Montana Guard leaders confirmed they are holding a “retention symposium” at Fort Harrison on June 5, for Army National Guard soldiers who haven’t been vaccinated or requested a medical or religious exemption, as well as their spouses. At the event, leaders will answer their questions about the vaccine – and about the possible process of separating from the Guard.
Leaders say the Guard regularly holds “retention symposiums” to give members who are close to the end of their time in the military information about benefits of reenlisting. This event is different because it focuses specifically on the COVID vaccine.
The event was announced in an “Operation Order” on Monday. That document said, by the end of the symposium, those in attendance would either get a COVID vaccine or complete separation paperwork to be discharged from the Guard. However, leaders now say that was inaccurate, and they’ve sent out a corrected message.
“The Montana Army National Guard is currently awaiting implementation guidance from the National Guard Bureau on the administrative next steps for those who have not completed vaccination by the June 30-th deadline,” said Maj. Ryan Finnegan, the state public affairs officer. “The key details we’re still waiting to hear on are what level of discharge they may receive. But the latest and most accurate information that we have on will be provided to the group at the June 5 event, along with an opportunity at that time to receive a vaccine dose before they leave for the day.”
Finnegan said they don’t yet know when they might receive additional guidance from the National Guard Bureau, the federal agency that helps administer state Guard programs.
Last August, U.S. Defense Secretary Lloyd Austin ordered all branches of the military to begin requiring their service members to get vaccinated against COVID. The requirement initially applied to those on active-duty, while reserve and National Guard members had a later deadline.

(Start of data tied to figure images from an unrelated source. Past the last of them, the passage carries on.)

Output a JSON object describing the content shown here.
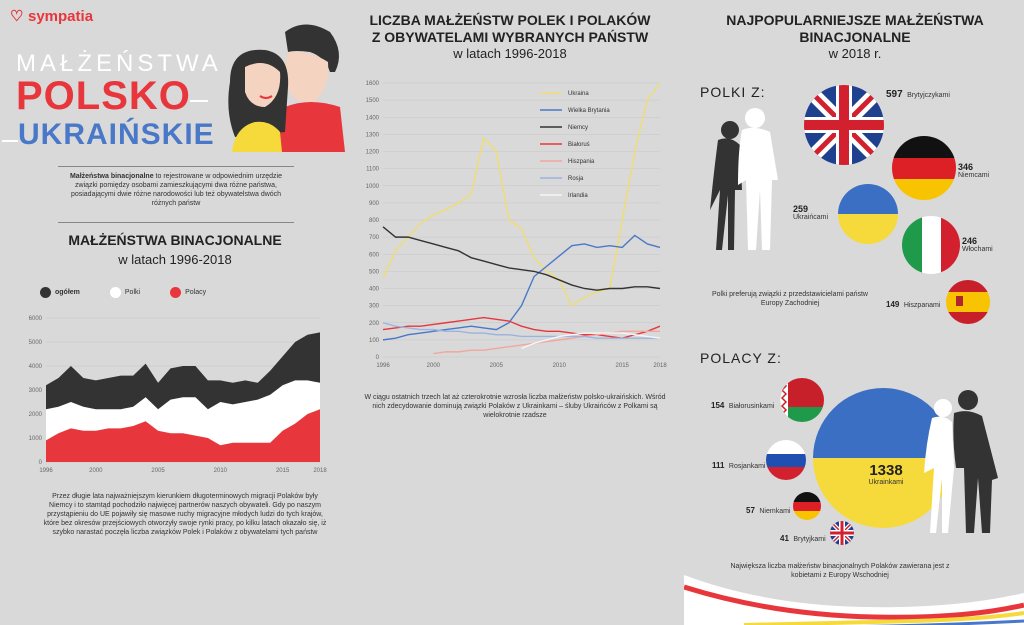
{
  "brand": {
    "name": "sympatia"
  },
  "header": {
    "line1": "MAŁŻEŃSTWA",
    "line2": "POLSKO",
    "line3": "UKRAIŃSKIE"
  },
  "definition": {
    "bold": "Małżeństwa binacjonalne",
    "rest": " to rejestrowane w odpowiednim urzędzie związki pomiędzy osobami zamieszkującymi dwa różne państwa, posiadającymi dwie różne narodowości lub też obywatelstwa dwóch różnych państw"
  },
  "left_section": {
    "title": "MAŁŻEŃSTWA BINACJONALNE",
    "subtitle": "w latach 1996-2018",
    "note": "Przez długie lata najważniejszym kierunkiem długoterminowych migracji Polaków były Niemcy i to stamtąd pochodziło najwięcej partnerów naszych obywateli. Gdy po naszym przystąpieniu do UE pojawiły się masowe ruchy migracyjne młodych ludzi do tych krajów, które bez okresów przejściowych otworzyły swoje rynki pracy, po kilku latach okazało się, iż szybko narastać poczęła liczba związków Polek i Polaków z obywatelami tych państw"
  },
  "middle_section": {
    "title1": "LICZBA MAŁŻEŃSTW POLEK I POLAKÓW",
    "title2": "Z OBYWATELAMI WYBRANYCH PAŃSTW",
    "subtitle": "w latach 1996-2018",
    "note": "W ciągu ostatnich trzech lat aż czterokrotnie wzrosła liczba małżeństw polsko-ukraińskich. Wśród nich zdecydowanie dominują związki Polaków z Ukrainkami – śluby Ukraińców z Polkami są wielokrotnie rzadsze"
  },
  "right_section": {
    "title1": "NAJPOPULARNIEJSZE MAŁŻEŃSTWA",
    "title2": "BINACJONALNE",
    "subtitle": "w 2018 r.",
    "polki_heading": "POLKI Z:",
    "polki_note": "Polki preferują związki z przedstawicielami państw Europy Zachodniej",
    "polacy_heading": "POLACY Z:",
    "polacy_note": "Największa liczba małżeństw binacjonalnych Polaków zawierana jest z kobietami z Europy Wschodniej",
    "polki": [
      {
        "value": "597",
        "label": "Brytyjczykami",
        "icon": "uk-flag-icon"
      },
      {
        "value": "346",
        "label": "Niemcami",
        "icon": "germany-flag-icon"
      },
      {
        "value": "259",
        "label": "Ukraińcami",
        "icon": "ukraine-flag-icon"
      },
      {
        "value": "246",
        "label": "Włochami",
        "icon": "italy-flag-icon"
      },
      {
        "value": "149",
        "label": "Hiszpanami",
        "icon": "spain-flag-icon"
      }
    ],
    "polacy": [
      {
        "value": "154",
        "label": "Białorusinkami",
        "icon": "belarus-flag-icon"
      },
      {
        "value": "111",
        "label": "Rosjankami",
        "icon": "russia-flag-icon"
      },
      {
        "value": "1338",
        "label": "Ukrainkami",
        "icon": "ukraine-flag-icon"
      },
      {
        "value": "57",
        "label": "Niemkami",
        "icon": "germany-flag-icon"
      },
      {
        "value": "41",
        "label": "Brytyjkami",
        "icon": "uk-flag-icon"
      }
    ]
  },
  "chart_data": [
    {
      "type": "area",
      "title": "MAŁŻEŃSTWA BINACJONALNE",
      "legend": [
        "ogółem",
        "Polki",
        "Polacy"
      ],
      "colors": {
        "ogółem": "#333333",
        "Polki": "#ffffff",
        "Polacy": "#e8373c"
      },
      "x": [
        1996,
        1997,
        1998,
        1999,
        2000,
        2001,
        2002,
        2003,
        2004,
        2005,
        2006,
        2007,
        2008,
        2009,
        2010,
        2011,
        2012,
        2013,
        2014,
        2015,
        2016,
        2017,
        2018
      ],
      "series": [
        {
          "name": "ogółem",
          "values": [
            3200,
            3500,
            4000,
            3500,
            3400,
            3500,
            3600,
            3600,
            4100,
            3300,
            3900,
            4000,
            4000,
            3400,
            3400,
            3300,
            3400,
            3300,
            3800,
            4400,
            5000,
            5300,
            5400
          ]
        },
        {
          "name": "Polki",
          "values": [
            2200,
            2300,
            2500,
            2300,
            2200,
            2200,
            2200,
            2300,
            2700,
            2200,
            2600,
            2700,
            2700,
            2200,
            2500,
            2400,
            2500,
            2600,
            2800,
            3200,
            3400,
            3400,
            3300
          ]
        },
        {
          "name": "Polacy",
          "values": [
            900,
            1200,
            1400,
            1300,
            1300,
            1400,
            1400,
            1500,
            1700,
            1300,
            1200,
            1200,
            1100,
            1000,
            700,
            800,
            800,
            800,
            800,
            1300,
            1600,
            2000,
            2200
          ]
        }
      ],
      "xticks": [
        1996,
        2000,
        2005,
        2010,
        2015,
        2018
      ],
      "yticks": [
        0,
        1000,
        2000,
        3000,
        4000,
        5000,
        6000
      ],
      "ylim": [
        0,
        6000
      ]
    },
    {
      "type": "line",
      "title": "LICZBA MAŁŻEŃSTW POLEK I POLAKÓW Z OBYWATELAMI WYBRANYCH PAŃSTW",
      "x": [
        1996,
        1997,
        1998,
        1999,
        2000,
        2001,
        2002,
        2003,
        2004,
        2005,
        2006,
        2007,
        2008,
        2009,
        2010,
        2011,
        2012,
        2013,
        2014,
        2015,
        2016,
        2017,
        2018
      ],
      "series": [
        {
          "name": "Ukraina",
          "color": "#f0dd70",
          "values": [
            460,
            620,
            700,
            780,
            830,
            860,
            900,
            950,
            1280,
            1200,
            800,
            750,
            580,
            500,
            450,
            300,
            350,
            380,
            400,
            800,
            1200,
            1500,
            1600
          ]
        },
        {
          "name": "Wielka Brytania",
          "color": "#4a78c8",
          "values": [
            100,
            110,
            130,
            140,
            150,
            160,
            170,
            180,
            170,
            160,
            200,
            300,
            470,
            530,
            590,
            650,
            660,
            640,
            650,
            640,
            710,
            660,
            640
          ]
        },
        {
          "name": "Niemcy",
          "color": "#333333",
          "values": [
            760,
            700,
            700,
            680,
            660,
            640,
            620,
            580,
            560,
            540,
            520,
            510,
            500,
            480,
            450,
            420,
            400,
            390,
            400,
            400,
            410,
            410,
            400
          ]
        },
        {
          "name": "Białoruś",
          "color": "#e8373c",
          "values": [
            160,
            170,
            180,
            180,
            190,
            200,
            210,
            220,
            230,
            220,
            210,
            180,
            160,
            150,
            150,
            140,
            130,
            130,
            120,
            110,
            130,
            150,
            180
          ]
        },
        {
          "name": "Hiszpania",
          "color": "#f2a6a0",
          "values": [
            null,
            null,
            null,
            null,
            20,
            30,
            30,
            40,
            40,
            50,
            60,
            70,
            80,
            90,
            100,
            110,
            120,
            130,
            140,
            150,
            150,
            150,
            150
          ]
        },
        {
          "name": "Rosja",
          "color": "#9ab4e0",
          "values": [
            200,
            180,
            170,
            160,
            160,
            150,
            150,
            140,
            140,
            130,
            130,
            120,
            120,
            120,
            120,
            120,
            120,
            110,
            110,
            110,
            110,
            110,
            110
          ]
        },
        {
          "name": "Irlandia",
          "color": "#f5f5f5",
          "values": [
            null,
            null,
            null,
            null,
            null,
            null,
            null,
            null,
            null,
            null,
            null,
            50,
            80,
            100,
            120,
            130,
            140,
            140,
            140,
            140,
            130,
            120,
            110
          ]
        }
      ],
      "xticks": [
        1996,
        2000,
        2005,
        2010,
        2015,
        2018
      ],
      "yticks": [
        0,
        100,
        200,
        300,
        400,
        500,
        600,
        700,
        800,
        900,
        1000,
        1100,
        1200,
        1300,
        1400,
        1500,
        1600
      ],
      "ylim": [
        0,
        1600
      ]
    }
  ]
}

Some military members and states have challenged the mandate in court, saying it’s an improper imposition on service members’ rights. However, it has remained in place for the time being.
Montana National Guard leaders say they have encouraged their members to get the shot. They shared a statement from Maj. Gen. John “Pete” Hronek, Montana’s adjutant general and commander of the Montana National Guard.
““When we raised our right hands and joined the Montana National Guard, we swore to protect—protect each other, our communities, our state, and our nation,” he said. “We have gone to war, we have fought fires and winter storms, and now it is time to protect by being vaccinated.”
The Montana Guard declined to give a specific number of soldiers who will be asked to attend the symposium. However, as of Wednesday, they reported 93.2% of its soldiers were fully or partially vaccinated. Another 4.5% were seeking religious or medical exemptions, and 2.4% had neither gotten the vaccine nor requested an exemption.
The Air National Guard’s vaccine deadline was back in December. The Montana Guard says, at this time, none of their Air Guard members have been discharged for failing to get vaccinated.